Je me penchais, me frayais un chemin entre le feuillage humide et froid. J’avançais au son spongieux du sol détrempé, troublant à peine la quiétude étrange du parc. Par contre, à mes oreilles résonnait le martèlement de mon cœur. Cette lueur fixe m’attirait autant qu’elle m’excitait. A moins qu’il ne s’agisse d’une peur innommée, ancienne, enfantine. L’adrénaline guidait mes pas. Mes pieds butaient contre du bois mort, sur de vicieuses ronces rampantes mais ma détermination les repoussait lestement, à peine ralenti par ces obstacles invisibles. Je luttais dans les branchages, je manquais de perdre mon chapeau plusieurs fois, les aiguilles des sapins me giflaient le visage.

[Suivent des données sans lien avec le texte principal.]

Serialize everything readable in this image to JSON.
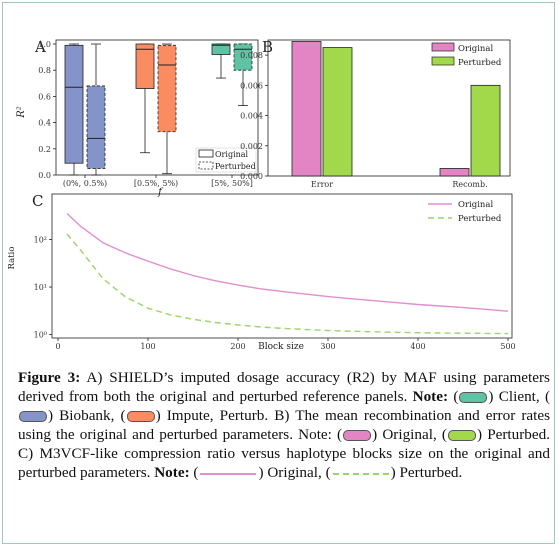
{
  "chart_data": [
    {
      "panel_label": "A",
      "type": "box",
      "xlabel": "f",
      "ylabel": "R²",
      "ylim": [
        0,
        1
      ],
      "yticks": [
        "0.0",
        "0.2",
        "0.4",
        "0.6",
        "0.8",
        "1.0"
      ],
      "categories": [
        "(0%, 0.5%)",
        "[0.5%, 5%)",
        "[5%, 50%]"
      ],
      "legend": [
        "Original",
        "Perturbed"
      ],
      "legend_position": "bottom-right",
      "boxes": [
        {
          "category": "(0%, 0.5%)",
          "variant": "Original",
          "color": "#8494c8",
          "whisker_low": 0.0,
          "q1": 0.09,
          "median": 0.67,
          "q3": 0.99,
          "whisker_high": 1.0
        },
        {
          "category": "(0%, 0.5%)",
          "variant": "Perturbed",
          "color": "#8494c8",
          "whisker_low": 0.0,
          "q1": 0.05,
          "median": 0.28,
          "q3": 0.68,
          "whisker_high": 1.0
        },
        {
          "category": "[0.5%, 5%)",
          "variant": "Original",
          "color": "#fa8c62",
          "whisker_low": 0.17,
          "q1": 0.66,
          "median": 0.96,
          "q3": 1.0,
          "whisker_high": 1.0
        },
        {
          "category": "[0.5%, 5%)",
          "variant": "Perturbed",
          "color": "#fa8c62",
          "whisker_low": 0.01,
          "q1": 0.33,
          "median": 0.84,
          "q3": 0.99,
          "whisker_high": 1.0
        },
        {
          "category": "[5%, 50%]",
          "variant": "Original",
          "color": "#5fc3a3",
          "whisker_low": 0.74,
          "q1": 0.92,
          "median": 0.99,
          "q3": 1.0,
          "whisker_high": 1.0
        },
        {
          "category": "[5%, 50%]",
          "variant": "Perturbed",
          "color": "#5fc3a3",
          "whisker_low": 0.53,
          "q1": 0.8,
          "median": 0.96,
          "q3": 1.0,
          "whisker_high": 1.0
        }
      ]
    },
    {
      "panel_label": "B",
      "type": "bar",
      "categories": [
        "Error",
        "Recomb."
      ],
      "ylim": [
        0,
        0.009
      ],
      "yticks": [
        "0.000",
        "0.002",
        "0.004",
        "0.006",
        "0.008"
      ],
      "legend_position": "top-right",
      "series": [
        {
          "name": "Original",
          "color": "#e385c5",
          "values": [
            0.0089,
            0.0005
          ]
        },
        {
          "name": "Perturbed",
          "color": "#a2d94b",
          "values": [
            0.0085,
            0.006
          ]
        }
      ]
    },
    {
      "panel_label": "C",
      "type": "line",
      "xlabel": "Block size",
      "ylabel": "Ratio",
      "yscale": "log",
      "xticks": [
        "0",
        "100",
        "200",
        "300",
        "400",
        "500"
      ],
      "yticks": [
        "10⁰",
        "10¹",
        "10²"
      ],
      "legend_position": "top-right",
      "x": [
        10,
        25,
        50,
        75,
        100,
        125,
        150,
        175,
        200,
        225,
        250,
        275,
        300,
        325,
        350,
        375,
        400,
        425,
        450,
        475,
        500
      ],
      "series": [
        {
          "name": "Original",
          "color": "#e08fcf",
          "style": "solid",
          "values": [
            350,
            190,
            85,
            52,
            35,
            24,
            17.5,
            13.5,
            11,
            9.2,
            8,
            7.1,
            6.3,
            5.7,
            5.2,
            4.7,
            4.3,
            4.0,
            3.7,
            3.4,
            3.1
          ]
        },
        {
          "name": "Perturbed",
          "color": "#9bd46a",
          "style": "dashed",
          "values": [
            130,
            60,
            15,
            6.2,
            3.6,
            2.6,
            2.1,
            1.8,
            1.6,
            1.45,
            1.35,
            1.28,
            1.22,
            1.18,
            1.15,
            1.12,
            1.1,
            1.08,
            1.07,
            1.06,
            1.05
          ]
        }
      ]
    }
  ],
  "caption": {
    "figure_label": "Figure 3:",
    "part_a": "A) SHIELD’s imputed dosage accuracy (R2) by MAF using parameters derived from both the original and perturbed reference panels.",
    "note1_label": "Note:",
    "note1_items": [
      {
        "color": "#5fc3a3",
        "text": "Client,"
      },
      {
        "color": "#8494c8",
        "text": "Biobank,"
      },
      {
        "color": "#fa8c62",
        "text": "Impute, Perturb."
      }
    ],
    "part_b": "B) The mean recombination and error rates using the original and perturbed parameters. Note:",
    "note2_items": [
      {
        "color": "#e385c5",
        "text": "Original,"
      },
      {
        "color": "#a2d94b",
        "text": "Perturbed."
      }
    ],
    "part_c": "C) M3VCF-like compression ratio versus haplotype blocks size on the original and perturbed parameters.",
    "note3_label": "Note:",
    "note3_items": [
      {
        "kind": "line",
        "color": "#e08fcf",
        "text": "Original,"
      },
      {
        "kind": "dashed",
        "color": "#9bd46a",
        "text": "Perturbed."
      }
    ]
  }
}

Qu’elle semblait loin, cette luciole fantastique. Pourtant, petit à petit, je me rapprochais. D’après la connaissance que j’avais du parc, je me trouvais tout près de la haute barrière en fer forgé qui le ceinturait, l’auditorium quelque part sur ma droite. Là, je plongeai dans un dernier rideau épais de verdure détrempée ; pendant un instant je perdis de vue la lumière, une obscurité presque totale m'enveloppa. Mais je gardais mon cap, sûr de moi, déterminé.

Juste à cet instant, les arbres s’ouvrirent. Plus rien ne me séparait de cette flamme blanche et immobile. Elle n’était pas un miroir, elle était le phare. La clarté inondait la clairière dans laquelle je venais de déboucher. Pendant un instant, je fus aveuglé, déstabilisé. Puis, au-delà du puissant halo, je commençais à discerner un cadre rectangulaire, aux arêtes bien définies et je compris ce que je voyais.

Devant moi, enchâssée dans la roche granitique, une porte. Lourde, métallique, mangée d’humidité, couverte de ci de là de mousse verte. Une porte imposante mais très vieille. Une porte qui m’était inconnue.